Chief Executive Bernard Looney said that the cuts will affect office-based roles in BP’s global workforce of 70,000 people and come mostly this year. The changes are expected to significantly affect senior levels, cutting the number of group leaders by a third.
“We are spending much, much more than we make – I am talking millions of dollars, every day,” Looney said in an email to staff that revealed that net debt rose by $6 billion in the first quarter. “We have to spend less money.”
He pledged to bring down capital expenditure by 25% this year, a reduction of around $3 billion.
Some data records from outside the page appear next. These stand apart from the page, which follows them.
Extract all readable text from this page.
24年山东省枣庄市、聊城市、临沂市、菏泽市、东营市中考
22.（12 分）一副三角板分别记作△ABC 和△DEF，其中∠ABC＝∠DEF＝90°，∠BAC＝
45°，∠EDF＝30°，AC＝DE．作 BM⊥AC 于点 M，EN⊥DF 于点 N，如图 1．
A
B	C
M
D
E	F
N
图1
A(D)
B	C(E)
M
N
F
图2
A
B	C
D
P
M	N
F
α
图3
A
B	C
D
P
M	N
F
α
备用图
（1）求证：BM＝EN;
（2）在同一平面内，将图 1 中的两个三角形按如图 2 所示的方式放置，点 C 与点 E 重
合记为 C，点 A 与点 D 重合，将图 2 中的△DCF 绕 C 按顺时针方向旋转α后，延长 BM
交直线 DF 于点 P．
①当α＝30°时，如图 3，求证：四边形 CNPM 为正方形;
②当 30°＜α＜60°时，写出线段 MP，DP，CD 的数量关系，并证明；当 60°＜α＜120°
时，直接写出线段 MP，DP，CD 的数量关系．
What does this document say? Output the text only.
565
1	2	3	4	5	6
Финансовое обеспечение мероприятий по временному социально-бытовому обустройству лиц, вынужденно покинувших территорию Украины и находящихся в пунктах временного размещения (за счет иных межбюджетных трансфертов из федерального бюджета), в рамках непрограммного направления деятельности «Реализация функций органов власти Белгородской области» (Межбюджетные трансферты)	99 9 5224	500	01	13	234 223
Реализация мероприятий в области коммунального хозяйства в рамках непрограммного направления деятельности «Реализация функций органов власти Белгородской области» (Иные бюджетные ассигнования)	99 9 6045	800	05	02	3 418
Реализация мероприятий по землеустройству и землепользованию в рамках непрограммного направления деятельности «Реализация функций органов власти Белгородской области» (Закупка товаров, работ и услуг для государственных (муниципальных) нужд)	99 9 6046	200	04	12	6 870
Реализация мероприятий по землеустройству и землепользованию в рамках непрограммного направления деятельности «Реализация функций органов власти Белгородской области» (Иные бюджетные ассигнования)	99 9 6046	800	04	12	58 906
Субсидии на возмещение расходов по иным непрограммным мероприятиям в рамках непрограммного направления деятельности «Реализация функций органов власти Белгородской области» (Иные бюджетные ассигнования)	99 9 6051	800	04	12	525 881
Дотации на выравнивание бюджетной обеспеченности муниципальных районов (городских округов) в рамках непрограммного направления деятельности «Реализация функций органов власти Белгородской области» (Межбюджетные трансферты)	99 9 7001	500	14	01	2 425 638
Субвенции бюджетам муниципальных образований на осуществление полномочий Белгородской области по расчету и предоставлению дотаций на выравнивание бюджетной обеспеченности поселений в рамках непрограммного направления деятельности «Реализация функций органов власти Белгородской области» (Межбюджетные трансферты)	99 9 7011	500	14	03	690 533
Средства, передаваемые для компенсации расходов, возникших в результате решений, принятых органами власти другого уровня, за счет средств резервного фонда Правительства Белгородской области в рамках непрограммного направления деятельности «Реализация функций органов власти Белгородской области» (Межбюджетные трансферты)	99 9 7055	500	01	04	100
He also said that it costs $22 billion a year to run the company, including $8 billion in people costs.
“So we are driving down those operating costs by $2.5 billion in 2021 – and we will likely have to go even further,” he said.
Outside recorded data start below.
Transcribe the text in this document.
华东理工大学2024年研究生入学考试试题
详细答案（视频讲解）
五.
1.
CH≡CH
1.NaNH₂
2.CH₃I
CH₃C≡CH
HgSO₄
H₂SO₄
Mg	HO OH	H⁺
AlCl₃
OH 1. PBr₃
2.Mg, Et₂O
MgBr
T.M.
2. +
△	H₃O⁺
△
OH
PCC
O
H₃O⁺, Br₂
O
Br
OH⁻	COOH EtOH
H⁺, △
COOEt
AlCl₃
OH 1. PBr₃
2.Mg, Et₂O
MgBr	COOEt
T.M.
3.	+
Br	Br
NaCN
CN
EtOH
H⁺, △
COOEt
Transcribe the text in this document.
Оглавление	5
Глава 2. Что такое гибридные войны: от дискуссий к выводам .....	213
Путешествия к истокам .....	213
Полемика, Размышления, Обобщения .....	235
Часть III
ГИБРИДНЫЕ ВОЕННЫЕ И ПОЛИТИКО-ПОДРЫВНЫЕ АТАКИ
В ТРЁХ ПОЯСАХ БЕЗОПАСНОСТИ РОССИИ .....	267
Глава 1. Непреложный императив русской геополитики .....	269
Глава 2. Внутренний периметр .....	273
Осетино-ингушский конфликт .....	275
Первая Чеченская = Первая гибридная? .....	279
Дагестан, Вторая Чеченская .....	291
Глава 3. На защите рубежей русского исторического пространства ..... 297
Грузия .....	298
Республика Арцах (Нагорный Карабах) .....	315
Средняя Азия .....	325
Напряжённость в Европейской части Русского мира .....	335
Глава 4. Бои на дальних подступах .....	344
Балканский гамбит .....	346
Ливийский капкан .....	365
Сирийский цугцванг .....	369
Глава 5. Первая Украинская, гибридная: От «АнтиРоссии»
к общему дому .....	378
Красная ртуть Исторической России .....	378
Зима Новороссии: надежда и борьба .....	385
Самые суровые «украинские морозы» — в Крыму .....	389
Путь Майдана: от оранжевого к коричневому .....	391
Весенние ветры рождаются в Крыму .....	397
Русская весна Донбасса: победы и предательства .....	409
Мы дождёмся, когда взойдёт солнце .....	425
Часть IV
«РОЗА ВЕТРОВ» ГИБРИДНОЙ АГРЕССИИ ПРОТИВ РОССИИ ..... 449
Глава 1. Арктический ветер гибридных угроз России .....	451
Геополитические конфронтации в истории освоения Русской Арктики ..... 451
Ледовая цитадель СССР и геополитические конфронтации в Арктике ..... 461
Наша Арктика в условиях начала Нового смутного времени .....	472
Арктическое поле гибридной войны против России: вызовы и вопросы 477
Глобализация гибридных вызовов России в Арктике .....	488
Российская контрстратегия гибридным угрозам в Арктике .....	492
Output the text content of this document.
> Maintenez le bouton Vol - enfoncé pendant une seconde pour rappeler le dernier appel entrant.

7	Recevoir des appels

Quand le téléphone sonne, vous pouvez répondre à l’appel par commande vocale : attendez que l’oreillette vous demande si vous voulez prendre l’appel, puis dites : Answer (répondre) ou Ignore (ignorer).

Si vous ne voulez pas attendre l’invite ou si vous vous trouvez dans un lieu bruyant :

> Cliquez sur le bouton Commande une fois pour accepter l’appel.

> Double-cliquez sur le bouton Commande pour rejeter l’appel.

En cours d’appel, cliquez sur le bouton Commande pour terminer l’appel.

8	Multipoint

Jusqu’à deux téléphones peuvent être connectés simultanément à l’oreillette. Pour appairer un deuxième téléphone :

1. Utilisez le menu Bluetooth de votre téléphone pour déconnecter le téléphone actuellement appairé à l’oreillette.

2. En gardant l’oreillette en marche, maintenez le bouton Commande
The job cuts come at a time of tremendous change for London-based BP. It had already embarked on a restructuring plan to ensure its long-term viability as the world decreases its reliance on fossil fuels in an effort to fight climate change. BP wants to eliminate or offset all carbon emissions from its operations and the oil and gas it sells to customers by 2050, an ambitious target.
The wider energy industry has meanwhile been hit hard by the pandemic as the widespread limits on business, travel and public life reduced the need for oil, gas and other fuels.
Supply of oil and gas was particularly high when the outbreak began, creating a perfect storm for the industry. With storage facilities filling up, the U.S. price of oil went below zero in April for the first time ever.
“To me, the broader economic picture and our own financial position just reaffirm the need to reinvent BP,” Looney said in the email. “While the external environment is driving us to move faster – and perhaps go deeper at this stage than we originally intended – the direction of travel remains the same.”
The U.S. contract for crude oil began the year at over $60 a barrel, collapsed to below -$37 in April and recovered to about $39 a barrel as of Monday as OPEC countries agreed to limit production.
David Elmes, who leads the Global Energy Research Network at Warwick Business School, said BP’s cuts are symptomatic of the wider challenges facing the industry, with firms in the sector thinking about cutting costs.
“BP and the other European-based international companies have already said they will become less focused on oil and gas over time,” he said. “If this situation continues, there will be intense discussions about what can they do to move faster.”
Major companies like BP with diversified businesses are likely to survive the pandemic, but smaller oil producers are going to have a harder time, analysts say.
U.S. shale companies in particular took on a lot of debt to finance operations and can only make ends meet at about $40 a barrel. Heavily-indebted companies will have to refinance at a time of capital constraint.
Some companies are already going under. Whiting Petroleum, a shale producer, filed for bankruptcy protection in April, for example followed by Diamond Offshore Drilling. More are expected.